Wanderlust Travel Magazine (UK)
PENZANCE & ST IVES, CORNWALL
Take the newly revamped overnight sleeper from London and wake up on the Cornish coast, a destination finally embracing its wild setting and artistic past, writes Andrew Cattanach
T he south Cornish coast was drifting lazily by my train window, looking austere in the low morning light. It certainly wasn’t the rugged, romantic seascape I had come to anticipate viewing – more like an elegant abstract painting in myriad shades of grey.
It was a fitting picture nonetheless. I had arrived in Cornwall on GWR’S newly revamped Night Riviera Sleeper train, avoiding the crowds and the congested traffic, to explore how the area had once been a European capital of modern art and home to some of Britain’s best-loved artists of the era.

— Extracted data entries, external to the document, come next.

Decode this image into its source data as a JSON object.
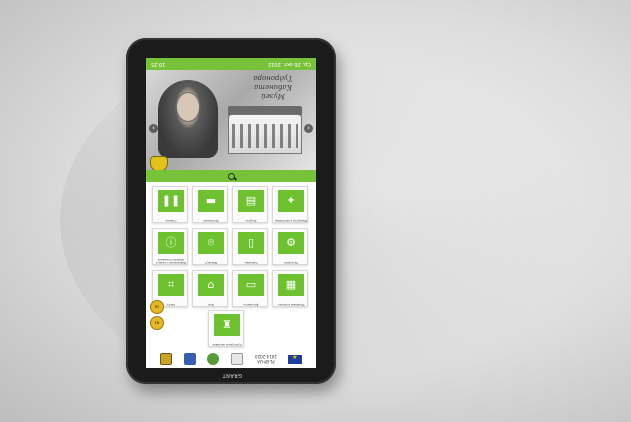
{
  "statusbar": {
    "time": "10:25",
    "date": "Ср, 26 окт. 2022"
  },
  "hero": {
    "title_line1": "Музей",
    "title_line2": "Кабинета Тудронора"
  },
  "tiles": [
    {
      "icon": "info-icon",
      "glyph": "❚❚",
      "label": "Главное"
    },
    {
      "icon": "cart-icon",
      "glyph": "▬",
      "label": "Экспозиция"
    },
    {
      "icon": "archive-icon",
      "glyph": "▤",
      "label": "Ресурсы"
    },
    {
      "icon": "people-icon",
      "glyph": "✦",
      "label": "Маршруты и программы"
    },
    {
      "icon": "info-circle-icon",
      "glyph": "ⓘ",
      "label": "Информация о музее и правила посещения"
    },
    {
      "icon": "location-icon",
      "glyph": "⌾",
      "label": "Маршрут"
    },
    {
      "icon": "bag-icon",
      "glyph": "▯",
      "label": "Сувениры"
    },
    {
      "icon": "gear-people-icon",
      "glyph": "⚙",
      "label": "Экскурсии"
    },
    {
      "icon": "map-icon",
      "glyph": "⌗",
      "label": "Карта"
    },
    {
      "icon": "house-icon",
      "glyph": "⌂",
      "label": "Дом"
    },
    {
      "icon": "document-icon",
      "glyph": "▭",
      "label": "Документы"
    },
    {
      "icon": "building-icon",
      "glyph": "▦",
      "label": "Музейный комплекс"
    }
  ],
  "side_buttons": [
    {
      "label": "BY"
    },
    {
      "label": "EN"
    }
  ],
  "bottom_tile": {
    "icon": "crest-icon",
    "glyph": "♜",
    "label": "Культурное наследие"
  },
  "footer": {
    "program_text_line1": "PL-BY-UA",
    "program_text_line2": "2014-2020"
  },
  "kiosk": {
    "brand": "GRANT"
  },
  "colors": {
    "brand_green": "#78c23a",
    "tile_green": "#6ec12f",
    "bezel": "#1b1b1b"
  }
}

Long before it was the staycation sensation we know today, Cornwall was a haven for jaded urbanites. During the Second World War, artists such as sculptor Barbara Hepworth escaped the Blitz and made homes for themselves in the fishing villages of the South-west
To locals, these émigrés must have seemed a queer bunch, with strange clothes and even stranger ideas. For a start, the newcomers made abstract art, which in 1939 would have been deemed radical by most Londoners. In Cornwall it must have seemed totally off the wall.
The area has long-since come to terms with its artistic heritage, however, and is now home to some exceptional museums, not least Tate St Ives (tate.org.uk), which recently reopened its doors after an extensive refurbishment and extension. The building is boldly elegant, inside and out, and full of works associated with the St Ives art scene, including pieces by influential figures such as Picasso, who inspired the young set that congregated around Hepworth.
I arrived there fresh from the train, and while I drifted the quiet galleries, I saw, echoed in the artworks that surrounded me, the same muted landscape I’d spied earlier from my cabin. It fired my desire to explore the area further, visiting castle-topped islands and wandering the winding paths that wrap the coast, in search of not just the legacies of the artists who made this region their home but their inspiration.